Date Difference Calculator

Calculate the exact difference between two dates or add and subtract days, weeks, months and years from any date. Includes business days, weekends and quick presets

How the Date Difference Calculator Works

Enter a start date and an end date and the tool returns the gap in years, months and days, plus running totals in weeks, days, hours, minutes and seconds. It also splits the period into business days (Monday-Friday) versus weekend days, and tells you what day of the week each end of the range falls on.

Reverse the dates if you put them in the wrong order; the tool flags it but still gives you the correct figure. Tick 'include end date' when you are counting consumable items per day (a 7-day medication course, for example), because that calculation needs both bookend days counted. Leave it unticked when calculating an interval (the duration of a project, for example).

Common Use Cases at a Glance

ScenarioWhat to CalculateTip
Project planningWorking days between kick-off and deadlineUse [Work Days Calculator](/work-days-calculator) to also strip bank holidays
Pregnancy trackingDays from first day of last period40 weeks (280 days) is the standard due-date estimate
Visa applicationsDays remaining on a 90-in-180 ruleSet 'include end date' on; the day you arrive counts
Anniversary mathsYears, months and days for a cardUse start date = wedding day, end date = today
Notice periodsCalendar days from notice given to last dayMost UK contracts count weekends, so leave business days info-only

Add or Subtract Days, Weeks, Months or Years From a Date

Switch tabs to add or remove a duration from any starting date. Useful for working out the date 90 days after a contract is signed, or the end of a 12-week probation period that started on 6 January. The tool returns the resulting date and the day of the week, so you can spot whether your deadline falls on a weekend.

Adding 'months' uses calendar months rather than 30-day blocks. So 31 January plus one month becomes 28 February (or 29 February in a leap year), not 3 March. This matches how UK contract law typically interprets monthly notice.

Frequently Asked Questions

Why does the year/month/day breakdown look different to a simple subtraction?

Months are different lengths, so the breakdown borrows days from the previous month when needed. From 31 January to 1 March is 0 years, 1 month, 1 day in 2026 (a non-leap year), but the same dates in 2024 (a leap year) give 1 month and 0 days. The total day count is unaffected; only the years/months/days split changes.

How does the tool handle leap years?

Each year is checked individually using the Gregorian rule: divisible by 4 = leap, except century years which must be divisible by 400. So 2000 was a leap year but 2100 will not be. Dates before 15 October 1582 use the same maths, even though England was actually still on the Julian calendar until 1752; for genealogy work spanning that gap, treat results as approximate.

What is the difference between business days and working days here?

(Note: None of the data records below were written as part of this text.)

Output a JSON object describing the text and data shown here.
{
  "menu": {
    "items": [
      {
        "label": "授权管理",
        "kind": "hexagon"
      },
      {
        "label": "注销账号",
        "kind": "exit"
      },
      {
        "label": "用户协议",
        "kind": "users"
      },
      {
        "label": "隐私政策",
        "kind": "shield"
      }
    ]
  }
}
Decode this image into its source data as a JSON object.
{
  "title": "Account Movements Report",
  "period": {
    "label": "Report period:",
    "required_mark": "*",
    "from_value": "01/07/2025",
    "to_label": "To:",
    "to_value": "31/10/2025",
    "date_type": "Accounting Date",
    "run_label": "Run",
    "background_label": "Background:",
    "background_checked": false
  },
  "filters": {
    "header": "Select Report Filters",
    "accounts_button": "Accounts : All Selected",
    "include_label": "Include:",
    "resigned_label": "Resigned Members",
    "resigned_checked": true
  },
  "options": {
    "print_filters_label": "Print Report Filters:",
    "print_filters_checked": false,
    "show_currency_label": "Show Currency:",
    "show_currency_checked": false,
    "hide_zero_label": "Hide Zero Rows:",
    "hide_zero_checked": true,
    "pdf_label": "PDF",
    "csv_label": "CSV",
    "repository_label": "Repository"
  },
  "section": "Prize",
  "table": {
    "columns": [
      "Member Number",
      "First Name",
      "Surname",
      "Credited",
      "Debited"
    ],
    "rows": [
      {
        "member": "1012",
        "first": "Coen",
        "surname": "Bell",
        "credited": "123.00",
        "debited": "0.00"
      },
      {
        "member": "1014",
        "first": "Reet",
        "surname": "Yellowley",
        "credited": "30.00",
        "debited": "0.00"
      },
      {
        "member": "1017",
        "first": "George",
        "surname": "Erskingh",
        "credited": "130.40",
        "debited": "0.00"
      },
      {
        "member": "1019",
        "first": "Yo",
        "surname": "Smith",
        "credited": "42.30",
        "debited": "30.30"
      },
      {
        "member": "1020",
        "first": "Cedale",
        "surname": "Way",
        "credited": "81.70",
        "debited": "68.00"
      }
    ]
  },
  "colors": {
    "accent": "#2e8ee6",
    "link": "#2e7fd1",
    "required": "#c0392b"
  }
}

This tool excludes Saturdays and Sundays only. It does not subtract bank holidays. If you need a working-day count that strips bank holidays as well, use the [Work Days Calculator](/work-days-calculator), which has the UK 2026 calendar built in (1 Jan, 3 Apr Good Friday, 6 Apr Easter Mon, 4 May, 25 May, 31 Aug, 25 Dec, 28 Dec).

Can I include time of day, not just dates?

This tool works at full-day resolution. For sub-day intervals, the totalHours, totalMinutes and totalSeconds figures are derived from whole days. To time something like a 6-hour shift across midnight, the [Work Hours Calculator](/work-hours-calculator) is a better fit.